🤖 AI Summary
Large language models (LLMs) struggle with pragmatic inference—reasoning about implicit meaning beyond literal semantics and label dependence. Method: We introduce ImpliedMeaningPreference, the first pragmatic preference dataset featuring explicit correct/incorrect reasoning chains, and propose a novel Chain-of-Thought (CoT)-integrated pragmatic preference learning paradigm. This approach uniquely incorporates explicit reasoning guidance into preference tuning. Contribution/Results: Our method significantly improves zero-shot generalization to unseen pragmatic tasks (e.g., presupposition, deixis).

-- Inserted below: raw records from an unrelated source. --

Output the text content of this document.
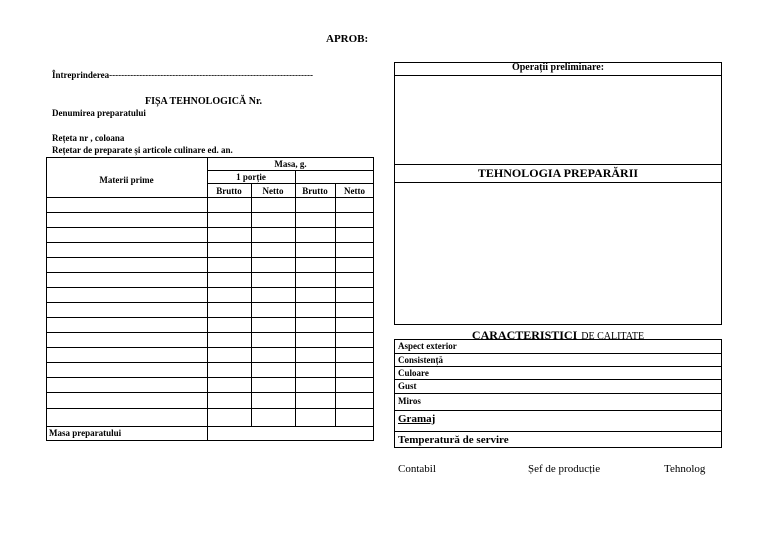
APROB:
Întreprinderea--------------------------------------------------------------------
FIȘA TEHNOLOGICĂ Nr.
Denumirea preparatului
Rețeta nr , coloana
Rețetar de preparate și articole culinare ed. an.
Materii prime
Masa, g.
1 porție
Brutto	Netto	Brutto	Netto
Masa preparatului
Operații preliminare:
TEHNOLOGIA PREPARĂRII
CARACTERISTICI DE CALITATE
Aspect exterior
Consistență
Culoare
Gust
Miros
Gramaj
Temperatură de servire
Contabil	Șef de producție	Tehnolog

Experiments across multiple LLM families show a 11.12% absolute gain in pragmatic understanding accuracy and a 16.10% improvement in cross-task transfer performance. These results demonstrate the effectiveness and scalability of reasoning-driven training for modeling pragmatic competence.
📝 Abstract
Pragmatics, the ability to infer meaning beyond literal interpretation, is crucial for social cognition and communication. While LLMs have been benchmarked for their pragmatic understanding, improving their performance remains underexplored. Existing methods rely on annotated labels but overlook the reasoning process humans naturally use to interpret implicit meaning. To bridge this gap, we introduce a novel pragmatic dataset, ImpliedMeaningPreference, that includes explicit reasoning (thoughts) for both correct and incorrect interpretations. Through preference-tuning and supervised fine-tuning, we demonstrate that thought-based learning significantly enhances LLMs' pragmatic understanding, improving accuracy by 11.12% across model families. We further discuss a transfer-learning study where we evaluate the performance of thought-based training for the other tasks of pragmatics (presupposition, deixis) that are not seen during the training time and observe an improvement of 16.10% compared to label-trained models.